Updated on March 20, 2024 β€’ Estimated read time: 7 minutes

Plastic has become an inseparable part of our lives. From product packaging to convenient and useful household items, plastic is everywhere. However, despite its convenience, plastic poses an alarming threat to our environment and ecosystem.

As society becomes increasingly conscious of the issues surrounding plastic pollution, one common question arises: What exactly is plastic? And why is it a threat to our environment?

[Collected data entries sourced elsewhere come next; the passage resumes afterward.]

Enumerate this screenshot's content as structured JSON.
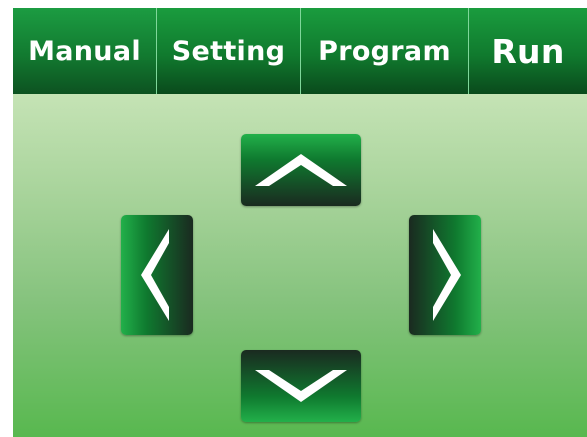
{
  "tabs": [
    {
      "id": "manual",
      "label": "Manual",
      "active": true
    },
    {
      "id": "setting",
      "label": "Setting",
      "active": false
    },
    {
      "id": "program",
      "label": "Program",
      "active": false
    },
    {
      "id": "run",
      "label": "Run",
      "active": false
    }
  ],
  "controls": {
    "up": {
      "icon": "chevron-up-icon"
    },
    "down": {
      "icon": "chevron-down-icon"
    },
    "left": {
      "icon": "chevron-left-icon"
    },
    "right": {
      "icon": "chevron-right-icon"
    }
  },
  "colors": {
    "tab_green": "#107a2e",
    "tab_divider": "#7fd79a",
    "panel_top": "#c5e3b5",
    "panel_bottom": "#58b84f",
    "button_dark": "#1a2a20",
    "button_bright": "#22b04a",
    "arrow": "#ffffff"
  }
}
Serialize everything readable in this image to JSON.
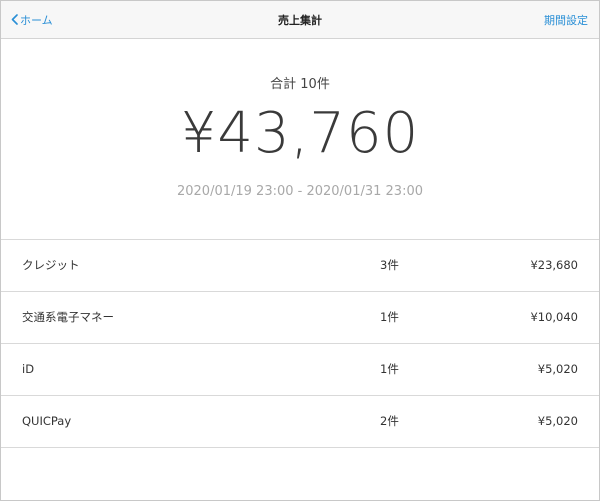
{
  "nav": {
    "back_label": "ホーム",
    "title": "売上集計",
    "right_label": "期間設定"
  },
  "summary": {
    "count_label": "合計 10件",
    "amount": "¥43,760",
    "date_range": "2020/01/19 23:00 - 2020/01/31 23:00"
  },
  "rows": [
    {
      "method": "クレジット",
      "count": "3件",
      "amount": "¥23,680"
    },
    {
      "method": "交通系電子マネー",
      "count": "1件",
      "amount": "¥10,040"
    },
    {
      "method": "iD",
      "count": "1件",
      "amount": "¥5,020"
    },
    {
      "method": "QUICPay",
      "count": "2件",
      "amount": "¥5,020"
    }
  ],
  "colors": {
    "accent": "#2a8fd6",
    "navbar_bg": "#f7f7f7",
    "muted_text": "#a8a8a8"
  }
}
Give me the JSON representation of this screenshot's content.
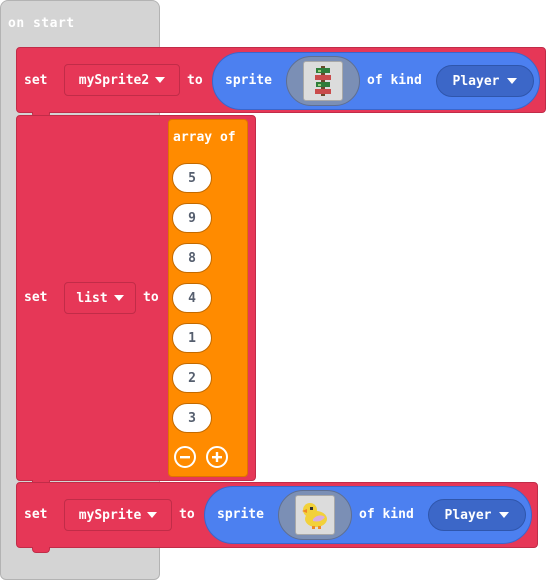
{
  "hat": {
    "label": "on start"
  },
  "blocks": [
    {
      "set_label": "set",
      "variable": "mySprite2",
      "to_label": "to",
      "sprite_label": "sprite",
      "image_icon": "tree-sprite-icon",
      "of_kind_label": "of kind",
      "kind": "Player"
    },
    {
      "set_label": "set",
      "variable": "list",
      "to_label": "to",
      "array_label": "array of",
      "values": [
        "5",
        "9",
        "8",
        "4",
        "1",
        "2",
        "3"
      ],
      "remove_icon": "minus-circle-icon",
      "add_icon": "plus-circle-icon"
    },
    {
      "set_label": "set",
      "variable": "mySprite",
      "to_label": "to",
      "sprite_label": "sprite",
      "image_icon": "duck-sprite-icon",
      "of_kind_label": "of kind",
      "kind": "Player"
    }
  ],
  "colors": {
    "set_block": "#e63757",
    "sprite_block": "#4c80f0",
    "array_block": "#ff8b00",
    "hat_block": "#d4d4d4"
  }
}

In this blog post, I will provide you with a brief overview of the fundamental properties of plastics. Followed by a more detailed description of their manufacturing process to create useful products.

Hopefully, you'll have the necessary knowledge to make more informed decisions and actively reduce your plastic consumption by the end of this blog post.

What Is Plastic?

Plastics are versatile materials that can be shaped or molded through the application of heat and pressure. They are lightweight, transparent, and tough organic compounds that generally do not conduct electricity well.

The raw materials for today's plastics come from many places, but the majority can be produced using hydrocarbons extracted from easily accessible natural materials such as natural gas, coal, and crude oil.

Fun Fact: According to the Water Footprint Calculator, it requires 22 gallons of water to produce one pound of plastic. This means it takes at least double the amount of water to produce a single-use bottle as the amount of water in the actual bottle.

There is 2 type of plastics: Thermoset and Thermoplastics. Thermosets typically cannot be recycled because they harden as you heat them, meaning that no matter how much heat you apply, they cannot be remelted into new material. On the other hand, thermoplastics are recyclable plastics because they can be re-melted and re-molded into new products.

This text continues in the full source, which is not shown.